Friday, June 11th, 2010

The Full Federal Court (Emmett, Besanko and Jessup J) has dismissed Elecspess’ appeal from Gordon J’s ruling that it had infringed LED Technologies’ registered design for combination LED lights used as rear lights for trailers, trucks, buses, caravans and other vehicles. I think this is the first substantive decision by a Full Court on the new regime introduced by the Designs Act 2003.

From a very quick skim, it seems that the approach taken in the Review cases (here and here) by Kenny J and Gordon J below appears to be largely endorsed but the decision runs for 447 paragraphs, with each Judge giving a separate judgment, so rather closer examination will be required. At least in respect of Elecspess and the corporate infringers, Jessup J agreed with Besanko J’s reasons; Emmett J also gave extensive reasons.

The vexed question of the liability for contributory infringement of individual officers or employees also receives extremely extensive consideration. Jessup J agreed with Emmett J’s reasons for finding that a Mr Keller was not individually liable as a joint infringer. Besanko J also found Mr Keller was not liable.  Jessup J agreed with Besanko J that a Mr Armstrong also was not jointly liable, but for different reasons.

Working out the ramifications of the differences between their Honours should prove quite diverting.

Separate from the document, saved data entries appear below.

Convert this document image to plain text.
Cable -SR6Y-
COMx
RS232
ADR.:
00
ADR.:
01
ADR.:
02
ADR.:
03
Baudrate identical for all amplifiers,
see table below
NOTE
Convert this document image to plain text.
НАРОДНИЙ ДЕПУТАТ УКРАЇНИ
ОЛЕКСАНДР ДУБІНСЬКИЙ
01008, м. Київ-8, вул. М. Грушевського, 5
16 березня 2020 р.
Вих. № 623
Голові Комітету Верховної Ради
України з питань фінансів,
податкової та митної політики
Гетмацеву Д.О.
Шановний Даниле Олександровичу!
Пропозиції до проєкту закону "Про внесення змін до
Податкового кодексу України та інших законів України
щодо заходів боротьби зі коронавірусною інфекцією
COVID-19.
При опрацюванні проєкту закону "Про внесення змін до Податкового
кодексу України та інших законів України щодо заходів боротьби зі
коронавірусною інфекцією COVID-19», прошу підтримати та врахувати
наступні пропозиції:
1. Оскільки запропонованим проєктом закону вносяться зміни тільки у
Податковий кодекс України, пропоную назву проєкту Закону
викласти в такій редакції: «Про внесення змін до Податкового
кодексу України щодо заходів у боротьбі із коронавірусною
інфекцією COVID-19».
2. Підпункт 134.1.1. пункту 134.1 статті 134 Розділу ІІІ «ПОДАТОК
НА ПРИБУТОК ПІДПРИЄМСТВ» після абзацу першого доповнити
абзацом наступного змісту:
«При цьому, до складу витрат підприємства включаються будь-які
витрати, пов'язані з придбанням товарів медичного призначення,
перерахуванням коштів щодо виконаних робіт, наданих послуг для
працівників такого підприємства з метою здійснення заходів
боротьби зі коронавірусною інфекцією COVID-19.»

The Court also upheld Gordon J’s refusal to award damages, or an inquiry into damages, for infringing conduct between the date of trial and the making of final orders. This should not be a problem where an undertaking or injunction restraining the respondent’s conduct is in place pending trial.  Where no undertaking or injunction is in place, however, it would appear that the Court considers it imperative to establish at trial that the infringer is continuing their infringing conduct, notwithstanding the court action,  to provide a foundation

Keller v LED Technologies Pty Ltd [2010] FCAFC 55 (Emmett, Besanko and Jessup JJ)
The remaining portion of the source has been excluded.